Luckily for the Army, it was the branch who finally accepted him for service. He would famously become the most decorated combat soldier in all of World War II. As a soldier, Murphy had the audacity (and the opportunity) to become a living legend. He took part in the invasion of Sicily in 1943, he fought at Anzio, liberated Rome, and invaded southern France as part of Operation Dragoon and fought his way across France. Along the way, he received every combat award the Army could give its troops. In the French region of Alsace, he fought a battle so intense he would receive the Medal of Honor.

As the 1944 Battle of the Bulge began to turn against the Nazi war machine, the German Army launched its last major operation on the Western Front of the war. Operation Northwind called for the 1st and 19th German Armies to support the German forces fighting in the ever-shrinking Bulge by destroying the Allied armies in Rhineland-Palatinate, Alsace, and Lorraine. It was kill or be killed. An estimated 30,000 Germans formed a pocket around the French city of Colmar that prevented the Allies from pushing into Germany itself. 

By January 1945, Murphy was a Lieutenant, having received a battlefield commission after directing his men by radio, under fire, to take a hill near L'Omet the previous October. He was wounded two weeks later, after being shot in the hip by a sniper, but rejoined his platoon on January 14 in the area around the Colmar Pocket. He was wounded yet again on January 24, after the Germans struck the city of Holtzwihr, but this time, he remained with his men – and it's a good thing he did. 

Two days later, the attacking Germans hit an M10 tank destroyer, setting it on fire. As the crew abandoned the vehicle, Murphy ordered his soldiers to fall back into the treeline. As he'd done near L'Omet, Murphy stood ahead of the platoon with a radio and directed fire on the advancing enemy. Armed with only his M1 carbine to hold his position, he had to climb onto the burning tank destroyer. From there, he started pouring fire into the Germans with its mounted .50-caliber machine gun. As the M10 burned around him, he stayed on the gun for more than an hour, killing 50 enemy soldiers and holding off the entire advance.

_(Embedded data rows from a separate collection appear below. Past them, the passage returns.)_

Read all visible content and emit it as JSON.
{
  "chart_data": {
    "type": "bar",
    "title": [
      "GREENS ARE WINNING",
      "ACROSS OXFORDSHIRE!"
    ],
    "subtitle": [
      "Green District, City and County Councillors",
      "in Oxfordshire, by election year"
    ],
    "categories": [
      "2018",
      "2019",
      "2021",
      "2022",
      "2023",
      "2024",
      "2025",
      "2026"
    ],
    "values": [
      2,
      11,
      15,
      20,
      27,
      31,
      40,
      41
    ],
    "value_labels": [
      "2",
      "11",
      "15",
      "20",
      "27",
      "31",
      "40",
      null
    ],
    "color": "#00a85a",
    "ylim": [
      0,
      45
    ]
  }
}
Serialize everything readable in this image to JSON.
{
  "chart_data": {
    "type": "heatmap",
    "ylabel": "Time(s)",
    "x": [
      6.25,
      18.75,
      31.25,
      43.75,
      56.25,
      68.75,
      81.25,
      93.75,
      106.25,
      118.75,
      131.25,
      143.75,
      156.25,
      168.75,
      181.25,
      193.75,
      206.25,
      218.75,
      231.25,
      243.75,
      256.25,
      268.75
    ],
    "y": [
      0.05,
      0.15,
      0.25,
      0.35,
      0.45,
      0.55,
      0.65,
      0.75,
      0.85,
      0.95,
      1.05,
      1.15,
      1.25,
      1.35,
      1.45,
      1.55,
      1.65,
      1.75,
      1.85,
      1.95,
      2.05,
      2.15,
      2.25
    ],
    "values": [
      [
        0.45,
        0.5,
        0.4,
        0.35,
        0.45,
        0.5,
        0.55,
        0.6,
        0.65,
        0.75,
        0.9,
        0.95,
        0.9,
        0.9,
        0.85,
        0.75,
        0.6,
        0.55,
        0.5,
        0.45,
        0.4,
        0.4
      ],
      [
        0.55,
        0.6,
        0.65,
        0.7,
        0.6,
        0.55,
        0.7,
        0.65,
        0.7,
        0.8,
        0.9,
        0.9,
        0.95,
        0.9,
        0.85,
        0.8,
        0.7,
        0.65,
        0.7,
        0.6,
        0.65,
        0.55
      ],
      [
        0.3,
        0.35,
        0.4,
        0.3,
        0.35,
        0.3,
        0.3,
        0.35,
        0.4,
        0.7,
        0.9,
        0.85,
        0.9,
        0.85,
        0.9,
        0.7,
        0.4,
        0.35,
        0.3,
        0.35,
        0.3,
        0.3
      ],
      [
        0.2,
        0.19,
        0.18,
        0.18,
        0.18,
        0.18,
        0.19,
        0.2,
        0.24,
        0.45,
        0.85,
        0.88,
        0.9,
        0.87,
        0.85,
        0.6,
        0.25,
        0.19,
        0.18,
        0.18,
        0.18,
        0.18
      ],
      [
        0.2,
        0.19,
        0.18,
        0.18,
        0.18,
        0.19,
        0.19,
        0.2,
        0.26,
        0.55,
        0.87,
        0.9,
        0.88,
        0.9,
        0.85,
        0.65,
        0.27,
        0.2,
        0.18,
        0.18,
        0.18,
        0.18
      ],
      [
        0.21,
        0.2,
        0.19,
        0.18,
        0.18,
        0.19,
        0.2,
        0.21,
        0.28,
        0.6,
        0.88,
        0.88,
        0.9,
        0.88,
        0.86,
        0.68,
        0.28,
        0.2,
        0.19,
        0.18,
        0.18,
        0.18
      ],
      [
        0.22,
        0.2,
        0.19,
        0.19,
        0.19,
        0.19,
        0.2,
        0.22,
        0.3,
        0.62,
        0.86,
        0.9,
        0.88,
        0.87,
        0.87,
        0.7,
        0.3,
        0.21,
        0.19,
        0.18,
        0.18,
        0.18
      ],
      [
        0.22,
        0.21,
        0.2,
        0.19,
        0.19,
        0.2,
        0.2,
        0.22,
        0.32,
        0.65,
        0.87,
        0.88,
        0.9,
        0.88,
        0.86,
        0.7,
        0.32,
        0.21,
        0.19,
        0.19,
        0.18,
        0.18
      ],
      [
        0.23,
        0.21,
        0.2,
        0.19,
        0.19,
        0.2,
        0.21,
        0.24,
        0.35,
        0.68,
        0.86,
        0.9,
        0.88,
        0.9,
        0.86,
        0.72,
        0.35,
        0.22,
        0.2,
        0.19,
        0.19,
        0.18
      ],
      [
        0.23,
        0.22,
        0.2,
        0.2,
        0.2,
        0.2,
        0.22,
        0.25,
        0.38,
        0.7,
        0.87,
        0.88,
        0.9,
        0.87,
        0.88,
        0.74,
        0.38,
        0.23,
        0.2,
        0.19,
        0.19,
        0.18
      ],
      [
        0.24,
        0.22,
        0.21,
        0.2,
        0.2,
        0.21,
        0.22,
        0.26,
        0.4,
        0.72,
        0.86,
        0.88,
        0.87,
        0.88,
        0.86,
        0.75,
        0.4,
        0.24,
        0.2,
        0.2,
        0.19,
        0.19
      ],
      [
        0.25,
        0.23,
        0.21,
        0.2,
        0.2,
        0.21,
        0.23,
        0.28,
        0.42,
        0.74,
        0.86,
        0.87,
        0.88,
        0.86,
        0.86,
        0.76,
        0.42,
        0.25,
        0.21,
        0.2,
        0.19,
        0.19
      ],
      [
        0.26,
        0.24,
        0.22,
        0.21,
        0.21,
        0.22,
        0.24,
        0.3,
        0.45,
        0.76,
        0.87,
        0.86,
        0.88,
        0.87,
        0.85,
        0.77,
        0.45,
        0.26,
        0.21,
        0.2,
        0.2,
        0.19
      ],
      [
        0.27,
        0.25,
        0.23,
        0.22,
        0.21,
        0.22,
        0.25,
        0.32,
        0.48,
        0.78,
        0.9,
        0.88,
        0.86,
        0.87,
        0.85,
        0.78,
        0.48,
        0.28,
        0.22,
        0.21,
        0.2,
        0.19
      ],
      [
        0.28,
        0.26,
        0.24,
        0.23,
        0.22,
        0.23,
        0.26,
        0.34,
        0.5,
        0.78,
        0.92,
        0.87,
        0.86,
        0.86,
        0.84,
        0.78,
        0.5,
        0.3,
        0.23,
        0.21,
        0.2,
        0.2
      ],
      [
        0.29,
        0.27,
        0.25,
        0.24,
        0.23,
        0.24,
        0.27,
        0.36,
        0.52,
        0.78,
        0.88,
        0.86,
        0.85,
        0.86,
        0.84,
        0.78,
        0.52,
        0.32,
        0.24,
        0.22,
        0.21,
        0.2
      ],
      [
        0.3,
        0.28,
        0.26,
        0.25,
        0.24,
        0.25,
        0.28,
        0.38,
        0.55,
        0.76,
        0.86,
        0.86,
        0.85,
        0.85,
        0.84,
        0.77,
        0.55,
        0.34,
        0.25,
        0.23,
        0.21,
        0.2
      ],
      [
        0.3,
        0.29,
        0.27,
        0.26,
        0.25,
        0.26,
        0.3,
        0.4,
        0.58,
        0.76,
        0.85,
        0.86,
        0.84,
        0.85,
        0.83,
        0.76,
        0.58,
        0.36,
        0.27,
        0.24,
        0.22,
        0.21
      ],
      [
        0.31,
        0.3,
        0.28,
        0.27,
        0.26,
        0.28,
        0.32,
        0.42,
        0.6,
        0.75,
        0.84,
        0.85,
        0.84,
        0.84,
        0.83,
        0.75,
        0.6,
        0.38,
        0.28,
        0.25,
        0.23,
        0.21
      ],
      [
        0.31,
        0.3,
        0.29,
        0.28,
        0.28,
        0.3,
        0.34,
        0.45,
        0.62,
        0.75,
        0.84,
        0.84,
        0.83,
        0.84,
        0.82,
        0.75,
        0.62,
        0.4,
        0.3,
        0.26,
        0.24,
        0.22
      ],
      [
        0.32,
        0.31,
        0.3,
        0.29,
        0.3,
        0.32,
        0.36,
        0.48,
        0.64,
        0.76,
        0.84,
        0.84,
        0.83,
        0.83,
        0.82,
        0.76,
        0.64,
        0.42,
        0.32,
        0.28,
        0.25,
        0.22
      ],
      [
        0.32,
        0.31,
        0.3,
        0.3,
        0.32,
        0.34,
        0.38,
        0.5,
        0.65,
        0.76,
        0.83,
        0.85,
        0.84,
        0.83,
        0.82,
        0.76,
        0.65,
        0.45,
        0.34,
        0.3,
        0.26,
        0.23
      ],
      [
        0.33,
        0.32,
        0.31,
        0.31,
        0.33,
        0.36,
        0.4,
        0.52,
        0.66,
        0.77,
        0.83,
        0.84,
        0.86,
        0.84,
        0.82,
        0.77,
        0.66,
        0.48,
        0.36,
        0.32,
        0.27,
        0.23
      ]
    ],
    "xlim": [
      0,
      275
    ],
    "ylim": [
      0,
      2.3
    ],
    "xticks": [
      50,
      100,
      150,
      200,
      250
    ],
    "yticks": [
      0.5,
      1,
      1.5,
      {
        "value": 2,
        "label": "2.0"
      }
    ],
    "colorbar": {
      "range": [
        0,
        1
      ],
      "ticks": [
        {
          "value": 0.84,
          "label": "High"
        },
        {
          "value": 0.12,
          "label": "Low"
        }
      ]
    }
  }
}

Despite being wounded in the leg, he only left the machine gun when he ran out of bullets. He rejoined his unit and led them in a counterattack.

For selflessly leading the defense of his platoon by mounting a burning tank destroyer, he received the Medal of Honor and a second Presidential Unit Citation when the 3rd Infantry Division received the award. He stayed on the front until February 18, when he was promoted to 1st Lieutenant and received the Legion of Merit. 

His story doesn't end there. He remained in the Army Reserve and later the Texas National Guard until 1969, but in the meantime, he became an actor. After writing his memoir, "To Hell and Back," with the help of David "Spec" McClure, a fellow Army veteran, he found a series of bit parts in films before becoming a leading man in 1949's "Bad Boy," a movie about a delinquent teen (Murphy was only 24 years old at the time). Some 13 films later, he would star as himself in the film adaptation of "To Hell And Back." He appeared in 50 films over the course of his career. 

Before he died in a 1971 plane crash, Murphy would become a fierce advocate for post-traumatic stress disorder research. He spent much of his postwar life suffering from the effects of PTSD. He tried to draw attention to the same struggles faced by returning veterans of the Korean and Vietnam wars and extend health care benefits to returning veterans. He was interred at Arlington National Cemetery with an ordinary grave marker by his own request. It was an ordinary capstone to an otherwise extraordinary life.